In August 1950, Qian Xuesen bought I bought my ticket and prepared to leave the United States on a Canadian Pacific flight. In mid-September, he resigned from his position as director of the Hypersonics Laboratory at the California Institute of Technology in Los Angeles and head of the college's Guggenheim Jet Propulsion Research Center. At the same time, he has packed many scientific books and research notes into boxes and handed them over to an American moving company for shipment back to China.

At this moment, he suddenly received a notice from the US Immigration Service. The Immigration Bureau refused to allow him to leave the United States and threatened him with prison sentences and fines! All of his scientific books and notebooks were also searched and seized, and he was falsely accused of attempting to transport confidential scientific documents back to his country.

At that time, China and the United States were in a state of war and hostility on the Korean battlefield. Fascist-style McCarthyism is prevalent in the United States. Qian Xuesen's determination to return to China angered the US authorities. On September 9, 1950, Qian Xuesen was suddenly and illegally arrested by the FBI and sent to a detention center on Termina Island where he was held for 15 days. After 15 days of torture, he lost 30 pounds.

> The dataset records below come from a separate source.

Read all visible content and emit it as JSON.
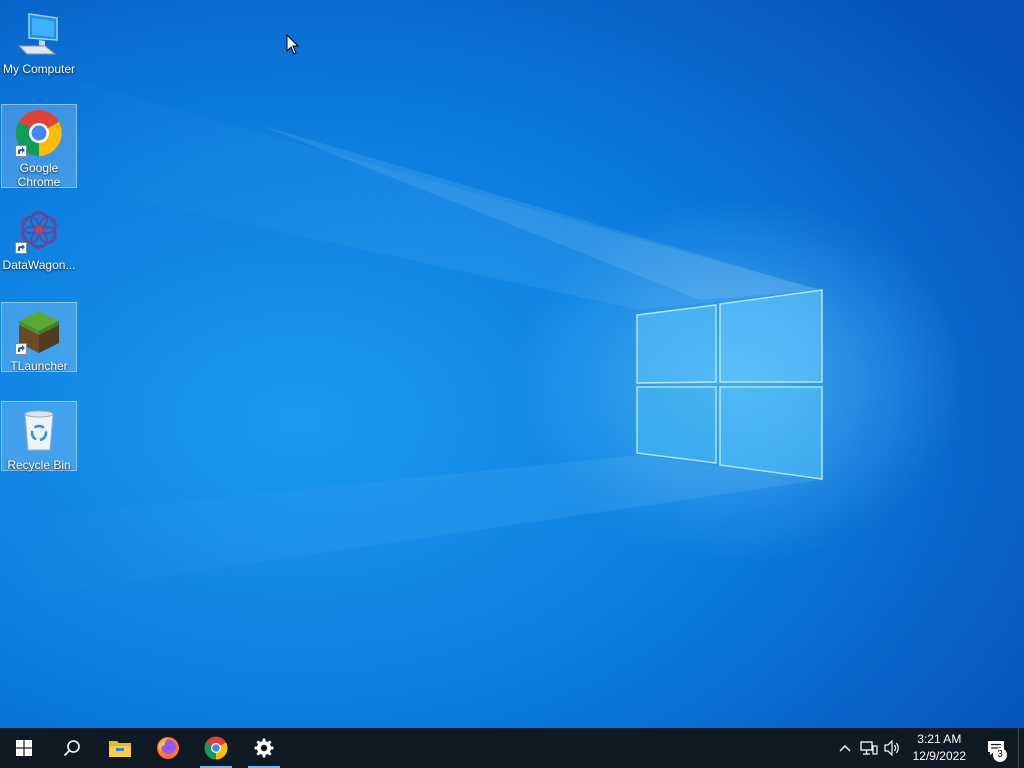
{
  "desktop": {
    "icons": [
      {
        "label": "My Computer"
      },
      {
        "label": "Google Chrome"
      },
      {
        "label": "DataWagon..."
      },
      {
        "label": "TLauncher"
      },
      {
        "label": "Recycle Bin"
      }
    ]
  },
  "taskbar": {
    "pinned": [
      "start-icon",
      "search-icon",
      "file-explorer-icon",
      "firefox-icon",
      "chrome-icon",
      "settings-icon"
    ],
    "clock": {
      "time": "3:21 AM",
      "date": "12/9/2022"
    },
    "notifications": {
      "count": "3"
    }
  },
  "colors": {
    "taskbar": "#0f1a24",
    "accent": "#76b9ed",
    "wallpaper": "#0b78dc"
  }
}
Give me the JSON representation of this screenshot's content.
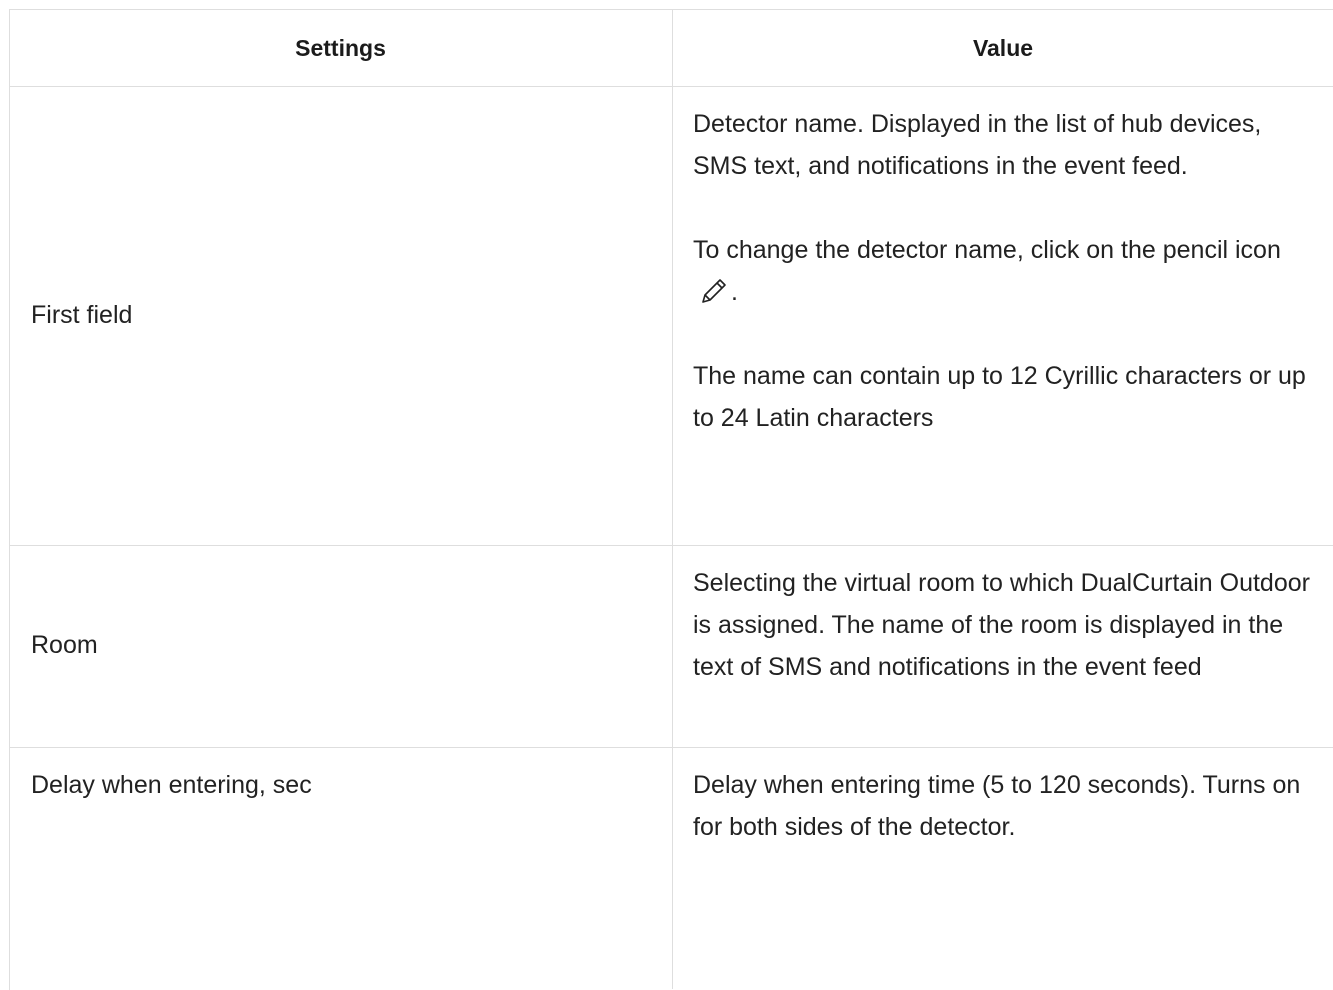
{
  "table": {
    "headers": {
      "settings": "Settings",
      "value": "Value"
    },
    "rows": [
      {
        "setting": "First field",
        "value_p1": "Detector name. Displayed in the list of hub devices, SMS text, and notifications in the event feed.",
        "value_p2_before_icon": "To change the detector name, click on the pencil icon",
        "value_p2_after_icon": ".",
        "value_p3": "The name can contain up to 12 Cyrillic characters or up to 24 Latin characters"
      },
      {
        "setting": "Room",
        "value_p1": "Selecting the virtual room to which DualCurtain Outdoor is assigned. The name of the room is displayed in the text of SMS and notifications in the event feed"
      },
      {
        "setting": "Delay when entering, sec",
        "value_p1": "Delay when entering time (5 to 120 seconds). Turns on for both sides of the detector."
      }
    ],
    "icons": {
      "pencil": "pencil-icon"
    }
  }
}
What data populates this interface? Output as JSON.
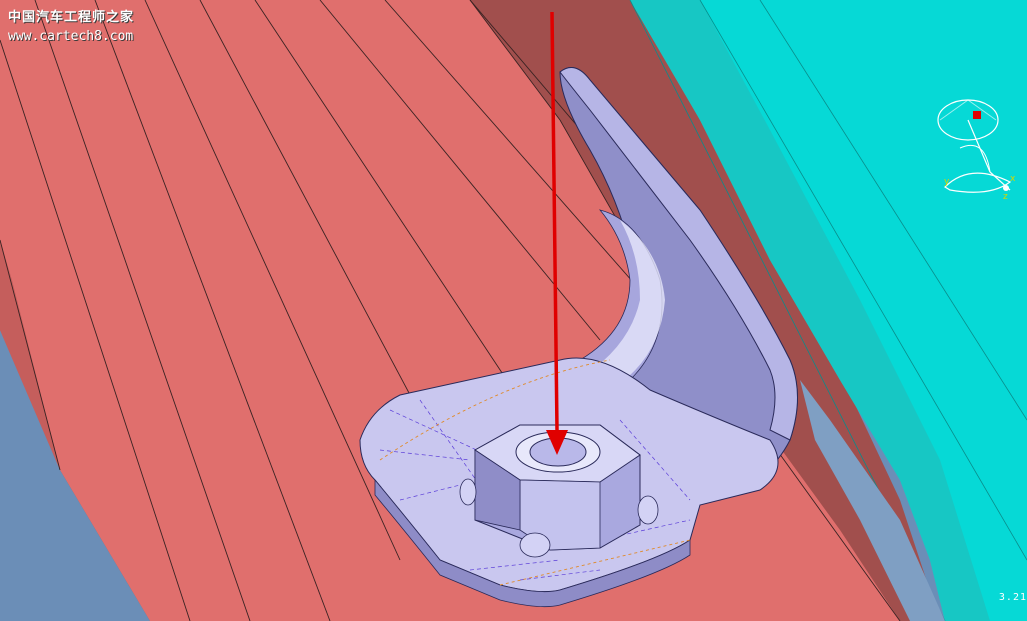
{
  "watermark": {
    "title": "中国汽车工程师之家",
    "url": "www.cartech8.com"
  },
  "triad": {
    "x_label": "x",
    "y_label": "y",
    "z_label": "z"
  },
  "status": {
    "scale_readout": "3.21"
  },
  "icons": {
    "arrow": "red-arrow-icon",
    "triad": "axis-triad-icon"
  },
  "colors": {
    "body_panel": "#e06f6d",
    "panel_shadow": "#a14f4d",
    "cyan_part": "#06d9d6",
    "bracket": "#c9c7ef",
    "arrow": "#e00000",
    "background_blue": "#6b8eb7"
  }
}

After hearing the news, many teachers and students at the California Institute of Technology and Professor von Kármán, who was far away in Europe at the time, immediately lodged a strong protest to the US Immigration Service and raised another US$15,000 in bail before Qian Xuesen was released from prison. Rescued from detention center on Termina Island.

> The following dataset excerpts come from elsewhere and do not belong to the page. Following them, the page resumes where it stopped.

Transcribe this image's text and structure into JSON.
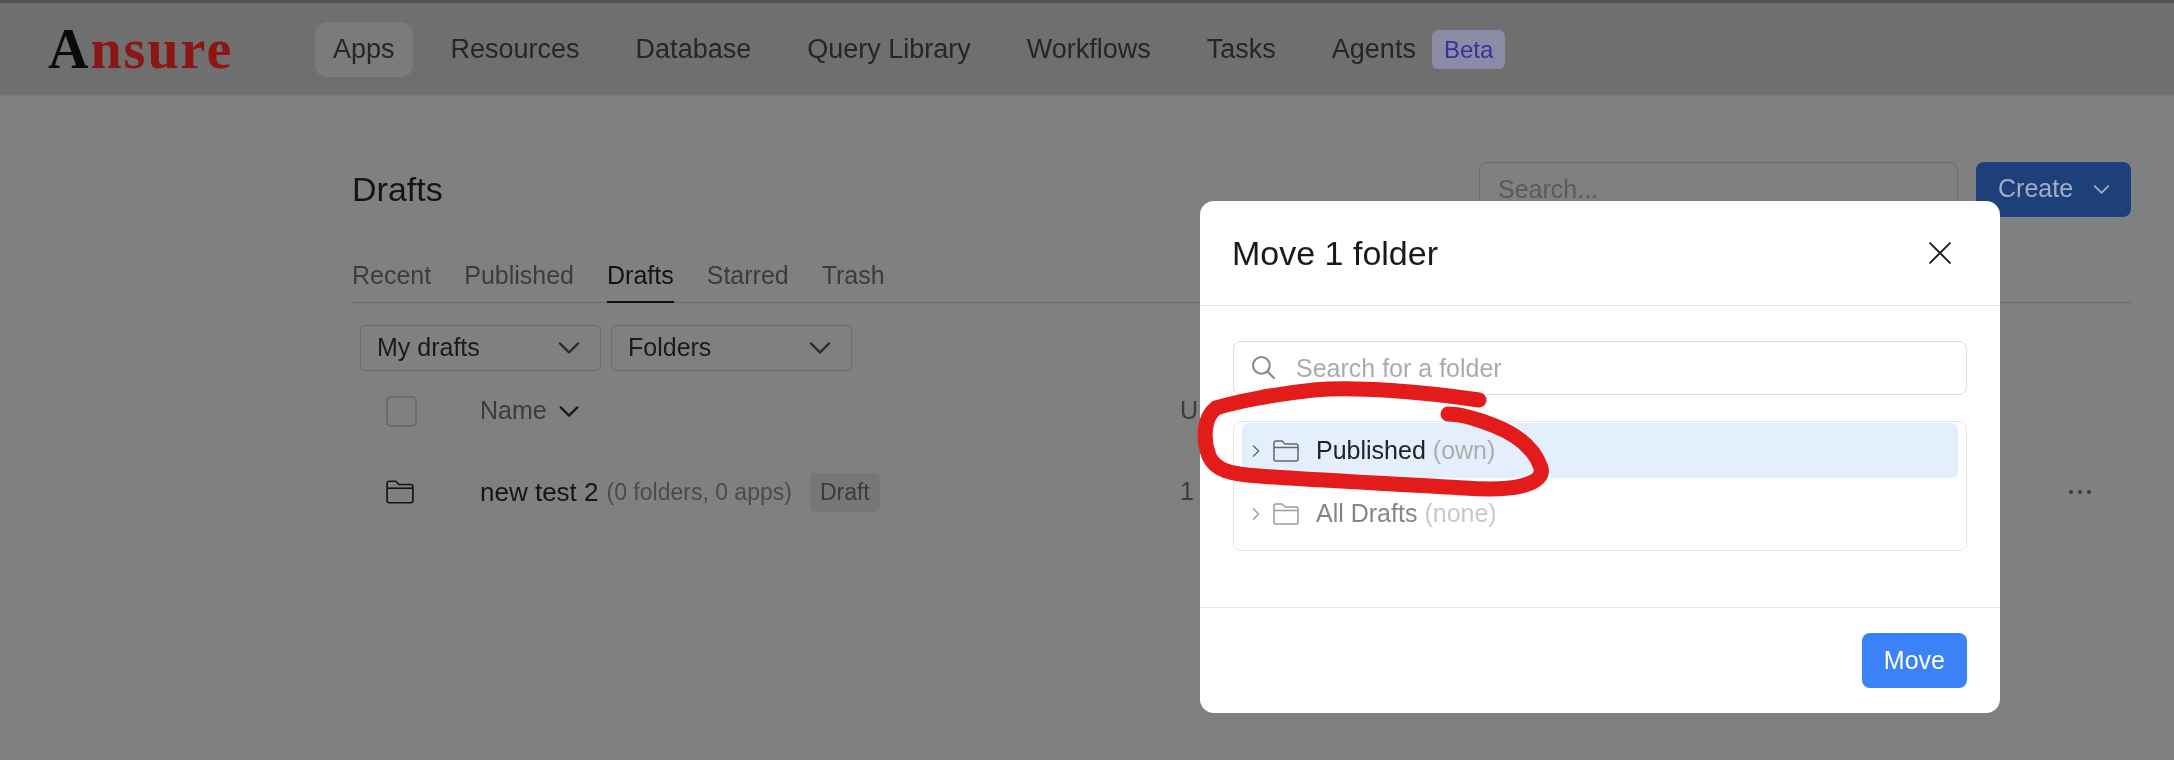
{
  "logo": {
    "initial": "A",
    "rest": "nsure"
  },
  "nav": [
    {
      "label": "Apps",
      "selected": true
    },
    {
      "label": "Resources",
      "selected": false
    },
    {
      "label": "Database",
      "selected": false
    },
    {
      "label": "Query Library",
      "selected": false
    },
    {
      "label": "Workflows",
      "selected": false
    },
    {
      "label": "Tasks",
      "selected": false
    },
    {
      "label": "Agents",
      "selected": false,
      "badge": "Beta"
    }
  ],
  "page": {
    "title": "Drafts",
    "search": {
      "placeholder": "Search..."
    },
    "create_button": "Create"
  },
  "tabs": [
    {
      "label": "Recent",
      "selected": false
    },
    {
      "label": "Published",
      "selected": false
    },
    {
      "label": "Drafts",
      "selected": true
    },
    {
      "label": "Starred",
      "selected": false
    },
    {
      "label": "Trash",
      "selected": false
    }
  ],
  "filters": [
    {
      "value": "My drafts"
    },
    {
      "value": "Folders"
    }
  ],
  "table": {
    "select_all": {
      "checked": false
    },
    "columns": [
      {
        "label": "Name"
      },
      {
        "label": "U"
      }
    ],
    "rows": [
      {
        "name": "new test 2",
        "summary": "(0 folders, 0 apps)",
        "badge": "Draft",
        "column_2": "1"
      }
    ]
  },
  "dialog": {
    "title": "Move 1 folder",
    "search": {
      "placeholder": "Search for a folder"
    },
    "folders": [
      {
        "name": "Published",
        "note": "(own)",
        "selected": true,
        "disabled": false,
        "expanded": false
      },
      {
        "name": "All Drafts",
        "note": "(none)",
        "selected": false,
        "disabled": true,
        "expanded": false
      }
    ],
    "buttons": [
      {
        "label": "Move",
        "kind": "primary"
      }
    ]
  }
}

However, things are not over yet. The U.S. Immigration Bureau illegally restricted Qian Xuesen's freedom, requiring him to report to the Immigration Bureau once a month and not allowing him to leave Los Angeles, where he lives. FBI agents have been monitoring him, often breaking into his laboratory and residence to cause trouble. His letters and phone calls were also checked.

In order to reduce the troubles of his friends, Qian Xuesen was isolated from the outside world for five years. However, this life of disguised house arrest did not weaken Qian Xuesen and his wife's will to return to the motherland. His wife Jiang Ying recalled: "In those years, we always packed three small and lightweight boxes, ready to fly back to China at any time every day."

For the convenience of returning to China, the house they rented They only signed one-year contracts. They moved five times in five years. At that time, his seven-year-old boy and five-year-old girl also knew that their grandfather and grandmother were missing them in China, far away from the United States.

In June 1955, in order to return to the motherland as soon as possible, the tortured Qian Xuesen wrote a letter to the Standing Committee of the National People's Congress, calling for help from the motherland.

Prime Minister Zhou Enlai attached great importance to this and immediately ordered this letter to be sent to the Chinese Ambassador to Poland Wang Bingnan, instructing him to argue with reason during Sino-US ambassadorial talks to try to rescue Qian Xuesen and return to China.

Faced with the hard facts, the US representative was speechless. Soon, relevant authorities in the United States hurriedly informed Qian Xuesen that he could leave the United States and return to China.

On September 17, 1955, after more than five years of struggle, Qian Xuesen, Jiang Ying and their two children finally successfully boarded a ship and sailed to the east, heading for the motherland they had always been attached to.